Count islands using DFS.
Time Complexity: O(m * n) - visit each cell once
Space Complexity: O(m * n) - recursion depth in worst case
"""
if not grid or not grid[0]:
return 0
m, n = len(grid), len(grid[0])
count = 0
def dfs(i, j):
"""Mark all connected land from (i, j)."""
# Boundary check and water check
if i < 0 or i >= m or j < 0 or j >= n or grid[i][j] == '0':
return
# Mark as visited
grid[i][j] = '0'
# Explore 4 directions
dfs(i + 1, j) # down
dfs(i - 1, j) # up
dfs(i, j + 1) # right
dfs(i, j - 1) # left
for i in range(m):
for j in range(n):
if grid[i][j] == '1':
count += 1
dfs(i, j) # Mark entire island
return count
# BFS alternative
from collections import deque
def num_islands_bfs(grid):
"""Count islands using BFS."""
if not grid or not grid[0]:
return 0
m, n = len(grid), len(grid[0])
count = 0
def bfs(i, j):
"""Mark all connected land from (i, j) using BFS."""
queue = deque([(i, j)])
grid[i][j] = '0'
while queue:
x, y = queue.popleft()
# Check 4 directions
for dx, dy in [(1,0), (-1,0), (0,1), (0,-1)]:
nx, ny = x + dx, y + dy
if 0 <= nx < m and 0 <= ny < n and grid[nx][ny] == '1':
grid[nx][ny] = '0'
queue.append((nx, ny))
for i in range(m):
for j in range(n):
if grid[i][j] == '1':
count += 1
bfs(i, j)
return count
# Test
grid = [
["1","1","0","0","0"],
["1","1","0","0","0"],
["0","0","1","0","0"],
["0","0","0","1","1"]
]
print(num_islands(grid)) # Output: 3
Step-by-Step Walkthrough
grid = [
["1","1","0","0","0"],
["1","1","0","0","0"],
["0","0","1","0","0"],
["0","0","0","1","1"]
]
Scan cells:
(0,0) = '1': count = 1, DFS from (0,0)
DFS marks: (0,0) → (0,1) → (1,0) → (1,1)
Grid after:
["0","0","0","0","0"],
["0","0","0","0","0"],
["0","0","1","0","0"],
["0","0","0","1","1"]
(0,1) = '0': skip (already marked)
(0,2) = '0': skip
...continue scanning...
(2,2) = '1': count = 2, DFS from (2,2)
DFS marks: (2,2)
Grid after:
["0","0","0","0","0"],
["0","0","0","0","0"],
["0","0","0","0","0"],
["0","0","0","1","1"]
...continue scanning...
(3,3) = '1': count = 3, DFS from (3,3)
DFS marks: (3,3) → (3,4)
Grid after:
["0","0","0","0","0"],
["0","0","0","0","0"],
["0","0","0","0","0"],
["0","0","0","0","0"]
Result: 3 islands
Problem 2: Course Schedule
Difficulty: Medium
LeetCode: #207
Problem Statement
There are numCourses courses labeled 0 to numCourses-1. You are given an array prerequisites where prerequisites[i] = [ai, bi] indicates you must take course bi before ai. Return true if you can finish all courses.
Example:
Input: numCourses = 2, prerequisites = [[1,0]]
Output: true
Explanation: Take course 0, then course 1
Input: numCourses = 2, prerequisites = [[1,0],[0,1]]
Output: false
Explanation: Circular dependency
Approach
Detect cycles using DFS: - Build adjacency list from prerequisites - Use DFS with three states: unvisited, visiting, visited - If we revisit a node in "visiting" state, cycle detected - If all nodes can be visited without cycle, return true
"Visiting" state tracks current DFS path for cycle detection.
Solution
def can_finish(num_courses, prerequisites):
"""
Check if courses can be completed (no cycles).

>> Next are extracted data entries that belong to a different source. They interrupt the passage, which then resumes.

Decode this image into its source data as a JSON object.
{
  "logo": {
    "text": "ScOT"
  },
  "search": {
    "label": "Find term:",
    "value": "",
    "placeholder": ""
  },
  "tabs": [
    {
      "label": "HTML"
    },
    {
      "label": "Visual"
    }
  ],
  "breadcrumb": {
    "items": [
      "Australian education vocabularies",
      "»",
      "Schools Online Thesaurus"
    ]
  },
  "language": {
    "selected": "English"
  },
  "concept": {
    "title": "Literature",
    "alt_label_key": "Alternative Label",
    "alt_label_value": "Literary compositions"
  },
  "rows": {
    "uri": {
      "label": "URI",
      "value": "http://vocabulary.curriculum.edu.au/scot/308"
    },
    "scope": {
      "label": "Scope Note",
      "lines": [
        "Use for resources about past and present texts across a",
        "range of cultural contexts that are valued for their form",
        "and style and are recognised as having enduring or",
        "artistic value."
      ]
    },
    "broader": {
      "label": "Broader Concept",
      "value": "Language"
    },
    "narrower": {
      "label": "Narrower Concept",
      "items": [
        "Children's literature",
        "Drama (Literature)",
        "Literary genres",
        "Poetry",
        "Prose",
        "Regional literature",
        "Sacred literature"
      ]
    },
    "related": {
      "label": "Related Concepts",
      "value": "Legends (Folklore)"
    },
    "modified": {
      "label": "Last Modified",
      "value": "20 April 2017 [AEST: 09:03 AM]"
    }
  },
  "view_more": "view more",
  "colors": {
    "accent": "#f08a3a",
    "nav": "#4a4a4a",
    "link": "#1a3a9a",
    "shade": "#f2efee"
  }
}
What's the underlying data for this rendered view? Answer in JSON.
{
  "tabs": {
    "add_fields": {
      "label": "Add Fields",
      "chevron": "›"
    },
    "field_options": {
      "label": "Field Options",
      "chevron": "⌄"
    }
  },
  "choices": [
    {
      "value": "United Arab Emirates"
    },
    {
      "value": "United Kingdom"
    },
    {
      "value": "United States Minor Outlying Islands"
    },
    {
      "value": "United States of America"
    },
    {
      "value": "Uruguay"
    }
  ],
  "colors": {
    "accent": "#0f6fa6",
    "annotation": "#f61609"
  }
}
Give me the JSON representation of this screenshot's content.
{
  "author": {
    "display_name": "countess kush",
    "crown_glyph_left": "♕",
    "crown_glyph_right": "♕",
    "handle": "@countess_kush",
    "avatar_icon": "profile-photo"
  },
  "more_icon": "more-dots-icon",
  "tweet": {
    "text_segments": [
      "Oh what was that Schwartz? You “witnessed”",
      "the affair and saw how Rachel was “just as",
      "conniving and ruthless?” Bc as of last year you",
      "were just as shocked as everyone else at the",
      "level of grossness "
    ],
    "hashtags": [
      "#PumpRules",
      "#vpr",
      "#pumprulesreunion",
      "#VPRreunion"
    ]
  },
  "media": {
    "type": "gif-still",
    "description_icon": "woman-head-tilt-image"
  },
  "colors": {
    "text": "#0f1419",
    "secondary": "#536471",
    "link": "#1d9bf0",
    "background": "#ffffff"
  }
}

Time Complexity: O(V + E) - visit all nodes and edges
Space Complexity: O(V + E) - graph and recursion
"""
# Build adjacency list
graph = {i: [] for i in range(num_courses)}
for course, prereq in prerequisites:
graph[prereq].append(course)
# States: 0 = unvisited, 1 = visiting, 2 = visited
state = [0] * num_courses
def has_cycle(course):
"""Check if cycle exists starting from course."""
if state[course] == 1:
return True # Cycle detected (revisiting node in current path)
if state[course] == 2:
return False # Already processed
# Mark as visiting
state[course] = 1
# Check all neighbors
for neighbor in graph[course]:
if has_cycle(neighbor):
return True
# Mark as visited
state[course] = 2
return False
# Check each course
for course in range(num_courses):
if state[course] == 0:
if has_cycle(course):
return False
return True
# Test
print(can_finish(2, [[1,0]])) # Output: True
print(can_finish(2, [[1,0],[0,1]])) # Output: False
Step-by-Step Walkthrough
Example 1: numCourses = 2, prerequisites = [[1,0]]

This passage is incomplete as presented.